This is the Age wherein (me-thinks) Philosophy comes in with a Spring-tide; and the Peripateticks may as well hope to stop the Current of the Tide, or (with Xerxes) to fetter the Ocean, as hinder the overflowing of free Philosophy: Me-thinks, I see how all the old Rubbish must be thrown away, and the rotten Buildings be overthrown, and carried away with so powerful an Inundation. These are the days that must lay a new Foundation of a more magnificent Philosophy, never to be overthrown: that will Empirically and Sensibly canvass the Phaenomena of Nature, deducing the Causes of things from such Originals in Nature, as we observe are producible by Art, and the infallible demonstration of Mechanicks: and certainly, this is the way, and no other, to build a true and permanent Philosophy …
– Henry Power, Experimental Philosophy (1664)
Modern science was invented between 1572, when Tycho Brahe saw a nova, or new star, and 1704, when Newton published his Opticks, which demonstrated that white light is made up of light of all the colours of the rainbow, that you can split it into its component colours with a prism, and that colour inheres in light, not in objects.1 There were systems of knowledge we call ‘sciences’ before 1572, but the only one which functioned remotely like a modern science, in that it had sophisticated theories based on a substantial body of evidence and could make reliable predictions, was astronomy, and it was astronomy that was transformed in the years after 1572 into the first true science.
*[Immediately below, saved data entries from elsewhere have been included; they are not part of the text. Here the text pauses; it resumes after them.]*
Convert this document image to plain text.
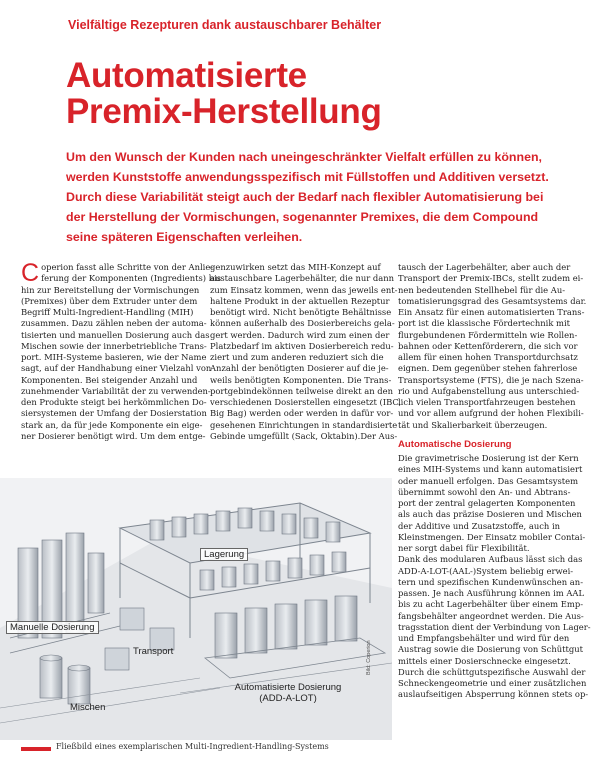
Vielfältige Rezepturen dank austauschbarer Behälter
Automatisierte
Premix-Herstellung
Um den Wunsch der Kunden nach uneingeschränkter Vielfalt erfüllen zu können,
werden Kunststoffe anwendungsspezifisch mit Füllstoffen und Additiven versetzt.
Durch diese Variabilität steigt auch der Bedarf nach flexibler Automatisierung bei
der Herstellung der Vormischungen, sogenannter Premixes, die dem Compound
seine späteren Eigenschaften verleihen.
C operion fasst alle Schritte von der Anlie-
ferung der Komponenten (Ingredients) bis
hin zur Bereitstellung der Vormischungen
(Premixes) über dem Extruder unter dem
Begriff Multi-Ingredient-Handling (MIH)
zusammen. Dazu zählen neben der automa-
tisierten und manuellen Dosierung auch das
Mischen sowie der innerbetriebliche Trans-
port. MIH-Systeme basieren, wie der Name
sagt, auf der Handhabung einer Vielzahl von
Komponenten. Bei steigender Anzahl und
zunehmender Variabilität der zu verwenden-
den Produkte steigt bei herkömmlichen Do-
siersystemen der Umfang der Dosierstation
stark an, da für jede Komponente ein eige-
ner Dosierer benötigt wird. Um dem entge-
genzuwirken setzt das MIH-Konzept auf
austauschbare Lagerbehälter, die nur dann
zum Einsatz kommen, wenn das jeweils ent-
haltene Produkt in der aktuellen Rezeptur
benötigt wird. Nicht benötigte Behältnisse
können außerhalb des Dosierbereichs gela-
gert werden. Dadurch wird zum einen der
Platzbedarf im aktiven Dosierbereich redu-
ziert und zum anderen reduziert sich die
Anzahl der benötigten Dosierer auf die je-
weils benötigten Komponenten. Die Trans-
portgebindekönnen teilweise direkt an den
verschiedenen Dosierstellen eingesetzt (IBC,
Big Bag) werden oder werden in dafür vor-
gesehenen Einrichtungen in standardisierte
Gebinde umgefüllt (Sack, Oktabin).Der Aus-
tausch der Lagerbehälter, aber auch der
Transport der Premix-IBCs, stellt zudem ei-
nen bedeutenden Stellhebel für die Au-
tomatisierungsgrad des Gesamtsystems dar.
Ein Ansatz für einen automatisierten Trans-
port ist die klassische Fördertechnik mit
flurgebundenen Fördermitteln wie Rollen-
bahnen oder Kettenförderern, die sich vor
allem für einen hohen Transportdurchsatz
eignen. Dem gegenüber stehen fahrerlose
Transportsysteme (FTS), die je nach Szena-
rio und Aufgabenstellung aus unterschied-
lich vielen Transportfahrzeugen bestehen
und vor allem aufgrund der hohen Flexibili-
tät und Skalierbarkeit überzeugen.
Automatische Dosierung
Die gravimetrische Dosierung ist der Kern
eines MIH-Systems und kann automatisiert
oder manuell erfolgen. Das Gesamtsystem
übernimmt sowohl den An- und Abtrans-
port der zentral gelagerten Komponenten
als auch das präzise Dosieren und Mischen
der Additive und Zusatzstoffe, auch in
Kleinstmengen. Der Einsatz mobiler Contai-
ner sorgt dabei für Flexibilität.
Dank des modularen Aufbaus lässt sich das
ADD-A-LOT-(AAL-)System beliebig erwei-
tern und spezifischen Kundenwünschen an-
passen. Je nach Ausführung können im AAL
bis zu acht Lagerbehälter über einem Emp-
fangsbehälter angeordnet werden. Die Aus-
tragsstation dient der Verbindung von Lager-
und Empfangsbehälter und wird für den
Austrag sowie die Dosierung von Schüttgut
mittels einer Dosierschnecke eingesetzt.
Durch die schüttgutspezifische Auswahl der
Schneckengeometrie und einer zusätzlichen
auslaufseitigen Absperrung können stets op-
Lagerung
Manuelle Dosierung
Transport
Mischen
Automatisierte Dosierung
(ADD-A-LOT)
Bild: Coperion
Fließbild eines exemplarischen Multi-Ingredient-Handling-Systems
What made astronomy in the years after 1572 a science? It had a research programme, a community of experts, and it was prepared to question every long-established certainty (that there can be no change in the heavens, that all movement in the heavens is circular, that the heavens consist of crystalline spheres) in the light of new evidence. Where astronomy led, other new sciences followed.
To establish this claim it is necessary to look not only at what happened between 1572 and 1704 but also to look backwards, at the world before 1572, and forwards, at the world after 1704; it is also necessary to address some methodological debates. Chapters 6 to 12, which deal with the core period 1572 to 1704, constitute the main body of this book; Chapters 3, 4 and 5 look primarily at the world before 1572, and Chapters 13 and 14 at the world both somewhat before and somewhat after 1704. Chapters 2, 15, 16 and 17 deal with historiography, methodology and philosophy.
The two chapters of the Introduction lay the foundations for everything that follows. The first chapter briefly suggests what the book is about. The second explains where the idea of ‘the Scientific Revolution’ comes from, why some think there was no such thing, and why it is a sound category for historical analysis.